← Back to context

Comment by pfannl

2 days ago

Also known as: “we removed the rare earths and added software.”

Synchronous motors: running on software since the 1880s. Nikola really was ahead of his time!

  • He invented the induction motor which runs right off the grid.

    • Tesla had invented a kind of two-phase induction motor, but the three-phase induction motor that is the ancestor of the modern induction motors was invented in 1891 by Mikhail Dolivo-Dobrovolsky (working in Germany at AEG), who had also invented in 1888 the three-phase grid, the three-phase generator and the three-phase synchronous motor.

      The Dolivo-Dobrovolsky motor is the ancestor of all high-power induction motors, while the Tesla motor can be considered the ancestor of the single-phase induction motors that have been used (more frequently in the past than today) for several household appliances, like washing machines (or reel-to-reel magnetic tape recorders, a half of century ago).

    • Other way round.
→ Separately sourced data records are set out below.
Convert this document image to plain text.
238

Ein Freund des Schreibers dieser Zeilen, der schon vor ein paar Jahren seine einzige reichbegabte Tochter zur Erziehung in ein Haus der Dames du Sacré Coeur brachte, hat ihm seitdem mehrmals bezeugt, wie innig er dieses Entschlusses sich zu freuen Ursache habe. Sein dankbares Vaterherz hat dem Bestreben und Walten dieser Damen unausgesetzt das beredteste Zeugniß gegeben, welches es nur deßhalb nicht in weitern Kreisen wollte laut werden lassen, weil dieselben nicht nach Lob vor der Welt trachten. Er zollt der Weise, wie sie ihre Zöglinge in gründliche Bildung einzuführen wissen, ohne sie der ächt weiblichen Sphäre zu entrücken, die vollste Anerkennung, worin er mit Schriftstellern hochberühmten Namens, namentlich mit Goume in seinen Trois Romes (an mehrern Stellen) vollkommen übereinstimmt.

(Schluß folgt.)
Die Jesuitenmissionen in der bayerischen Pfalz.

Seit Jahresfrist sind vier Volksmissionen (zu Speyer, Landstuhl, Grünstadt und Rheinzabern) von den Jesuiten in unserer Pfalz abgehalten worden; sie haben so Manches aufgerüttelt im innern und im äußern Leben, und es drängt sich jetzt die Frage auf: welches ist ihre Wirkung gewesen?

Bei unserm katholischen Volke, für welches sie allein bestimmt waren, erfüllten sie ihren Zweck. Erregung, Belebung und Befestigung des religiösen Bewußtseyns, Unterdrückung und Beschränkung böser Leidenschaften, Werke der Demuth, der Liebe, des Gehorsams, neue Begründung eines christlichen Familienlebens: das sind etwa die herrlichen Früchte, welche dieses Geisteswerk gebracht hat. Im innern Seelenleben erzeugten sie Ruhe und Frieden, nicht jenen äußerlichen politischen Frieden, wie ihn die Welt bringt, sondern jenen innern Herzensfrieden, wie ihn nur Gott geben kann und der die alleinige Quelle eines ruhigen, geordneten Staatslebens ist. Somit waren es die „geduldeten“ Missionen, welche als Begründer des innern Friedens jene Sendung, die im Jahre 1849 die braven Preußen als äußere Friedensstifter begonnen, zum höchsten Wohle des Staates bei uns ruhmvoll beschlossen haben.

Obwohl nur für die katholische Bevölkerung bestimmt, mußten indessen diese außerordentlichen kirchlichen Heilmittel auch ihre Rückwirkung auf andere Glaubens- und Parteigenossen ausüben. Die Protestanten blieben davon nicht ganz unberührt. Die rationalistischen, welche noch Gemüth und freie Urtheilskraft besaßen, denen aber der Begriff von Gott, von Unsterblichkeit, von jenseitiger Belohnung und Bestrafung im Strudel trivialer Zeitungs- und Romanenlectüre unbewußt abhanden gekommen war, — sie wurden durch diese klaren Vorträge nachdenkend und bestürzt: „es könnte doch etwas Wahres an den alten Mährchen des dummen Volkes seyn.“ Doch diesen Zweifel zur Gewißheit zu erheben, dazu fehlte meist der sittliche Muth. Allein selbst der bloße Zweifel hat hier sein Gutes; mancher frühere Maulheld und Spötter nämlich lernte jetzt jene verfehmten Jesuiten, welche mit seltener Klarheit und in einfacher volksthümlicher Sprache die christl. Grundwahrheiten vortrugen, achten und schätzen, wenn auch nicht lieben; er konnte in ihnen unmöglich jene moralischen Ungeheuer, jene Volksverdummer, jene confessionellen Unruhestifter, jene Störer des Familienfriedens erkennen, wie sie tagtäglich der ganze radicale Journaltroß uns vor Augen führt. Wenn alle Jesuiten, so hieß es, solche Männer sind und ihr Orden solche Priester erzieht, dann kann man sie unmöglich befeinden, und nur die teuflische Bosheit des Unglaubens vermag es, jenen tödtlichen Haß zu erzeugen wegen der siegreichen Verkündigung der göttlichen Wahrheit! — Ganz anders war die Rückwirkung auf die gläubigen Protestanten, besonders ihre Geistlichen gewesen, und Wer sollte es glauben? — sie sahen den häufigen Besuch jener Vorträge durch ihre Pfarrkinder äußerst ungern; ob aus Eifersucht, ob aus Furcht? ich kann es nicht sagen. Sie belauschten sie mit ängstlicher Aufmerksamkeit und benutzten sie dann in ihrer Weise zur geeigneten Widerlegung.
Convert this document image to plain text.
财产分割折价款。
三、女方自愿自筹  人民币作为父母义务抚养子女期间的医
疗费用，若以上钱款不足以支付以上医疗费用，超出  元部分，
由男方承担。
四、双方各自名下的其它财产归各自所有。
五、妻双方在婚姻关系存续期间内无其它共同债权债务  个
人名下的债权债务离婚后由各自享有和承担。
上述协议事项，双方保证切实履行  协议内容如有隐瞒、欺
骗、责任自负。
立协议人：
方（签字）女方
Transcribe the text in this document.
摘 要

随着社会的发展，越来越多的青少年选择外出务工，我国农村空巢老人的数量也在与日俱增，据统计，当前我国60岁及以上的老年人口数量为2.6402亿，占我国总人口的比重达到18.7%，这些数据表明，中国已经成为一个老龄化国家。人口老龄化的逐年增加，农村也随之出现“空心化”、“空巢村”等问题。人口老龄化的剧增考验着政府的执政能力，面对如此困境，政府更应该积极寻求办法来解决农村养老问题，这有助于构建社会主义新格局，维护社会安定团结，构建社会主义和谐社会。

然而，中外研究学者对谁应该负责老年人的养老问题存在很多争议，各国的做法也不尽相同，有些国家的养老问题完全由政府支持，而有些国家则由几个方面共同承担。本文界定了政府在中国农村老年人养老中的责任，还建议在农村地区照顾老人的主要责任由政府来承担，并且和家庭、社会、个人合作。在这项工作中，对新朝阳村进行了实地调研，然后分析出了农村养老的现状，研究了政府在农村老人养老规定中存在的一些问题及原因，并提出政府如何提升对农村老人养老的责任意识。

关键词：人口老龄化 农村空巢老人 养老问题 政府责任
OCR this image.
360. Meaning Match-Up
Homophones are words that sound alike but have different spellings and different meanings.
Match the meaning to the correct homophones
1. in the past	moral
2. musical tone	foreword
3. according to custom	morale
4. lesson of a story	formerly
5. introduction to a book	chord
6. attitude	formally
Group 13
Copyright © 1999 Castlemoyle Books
He invented the induction motor (1887) which the three-phase grid was then demonstrated to drive (1891). That's how influential it was. There are other reasons a three-phase grid is handy but being able to drive these brushless contraptions must have seemed utterly wild at the time.

      1 reply →

Rare earth magnet motors require software too if you want them to be maximally efficient. You could embody that software in e.g. an FPGA of course, but it's still software.